One of his primary enemies remains "The Church," about which Hank writes: "I was afraid of a united Church; it makes a mighty power, the mightiest conceivable, and then when it by and by gets into selfish hands, as it is always bound to do, it means death to human liberty and paralysis to human thought." His words prove prophetic, as the Church is ultimately nearly his undoing, and that of the entire civilization he has ushered in. He notes later, "it being my conviction that any established Church is an established crime, an established slave pen, I had no scruples, but was willing to assail it in any way or with any weapon that promised to hurt it." Good ole' Hank is clearly unfamiliar with the concept of Corporate Personhood.

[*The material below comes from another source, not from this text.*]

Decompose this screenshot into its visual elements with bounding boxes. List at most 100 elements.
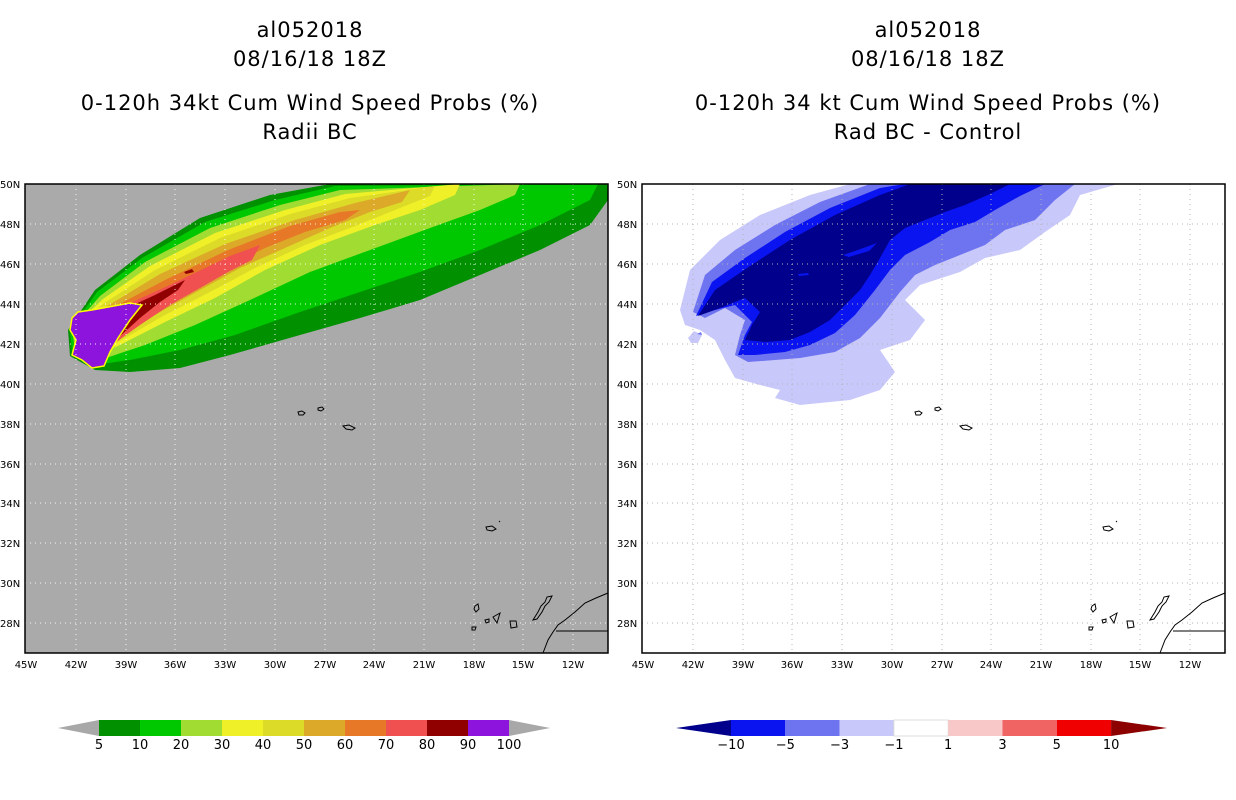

It has some powerful things to say about the nature of civilization as well. For example: "Unlimited power IS the ideal thing when it is in safe hands. The despotism of heaven is the one absolutely perfect government. An earthly despotism would be the absolutely perfect earthly government, if the conditions were the same, namely, the despot the perfectest individual of the human race, and his lease of life perpetual. But as a perishable perfect man must die, and leave his despotism in the hands of an imperfect successor, an early despotism is not merely a bad form of government, it is the worst form that is possible." However, Hank's efforts to establish a sixth-century Republic (remember the Three Conditions for Democracy? Yeah, those are pretty much all lacking here) meet with exactly what one might expect: that is, abject failure and the collapse of all of the apparatus of modernity he does manage to usher in.

Regarding his liege the King, Hank notes, "He was born so, educated so, his veins were full of ancestral blood that was rotten with this sort of unconscious brutality, brought down by inheritance from a long procession of hearts that had each done its share toward poisoning the stream. To imprison these men without proof, and starve their kindred, was no harm, for they were merely peasants and subject to the will and pleasure of their lord, no matter what fearful form it might take; but for these men to break out of unjust captivity was insult and outrage, and a thing not to be countenanced by any conscientious person who knew his duty to his sacred caste."

Hank's loyalties, rather, lay elsewhere: "You see my kind of loyalty was loyalty to one's country, not to its institutions or its office-holders. The country is the real thing, the substantial thing, the eternal thing; it is the thing to watch over, and care for, and be loyal to; institutions are extraneous, they are its mere clothing, and clothing can wear out, become ragged, cease to be comfortable,cease to protect the body from winter, disease and death."

I don't want to beat this to death, as there's sufficient material for each to make of it what they will. Still didn't enjoy it all that much, and found it rather interminable in places, such that I had to stop and start to get through the whole of it, but I will still give it high marks for creativity.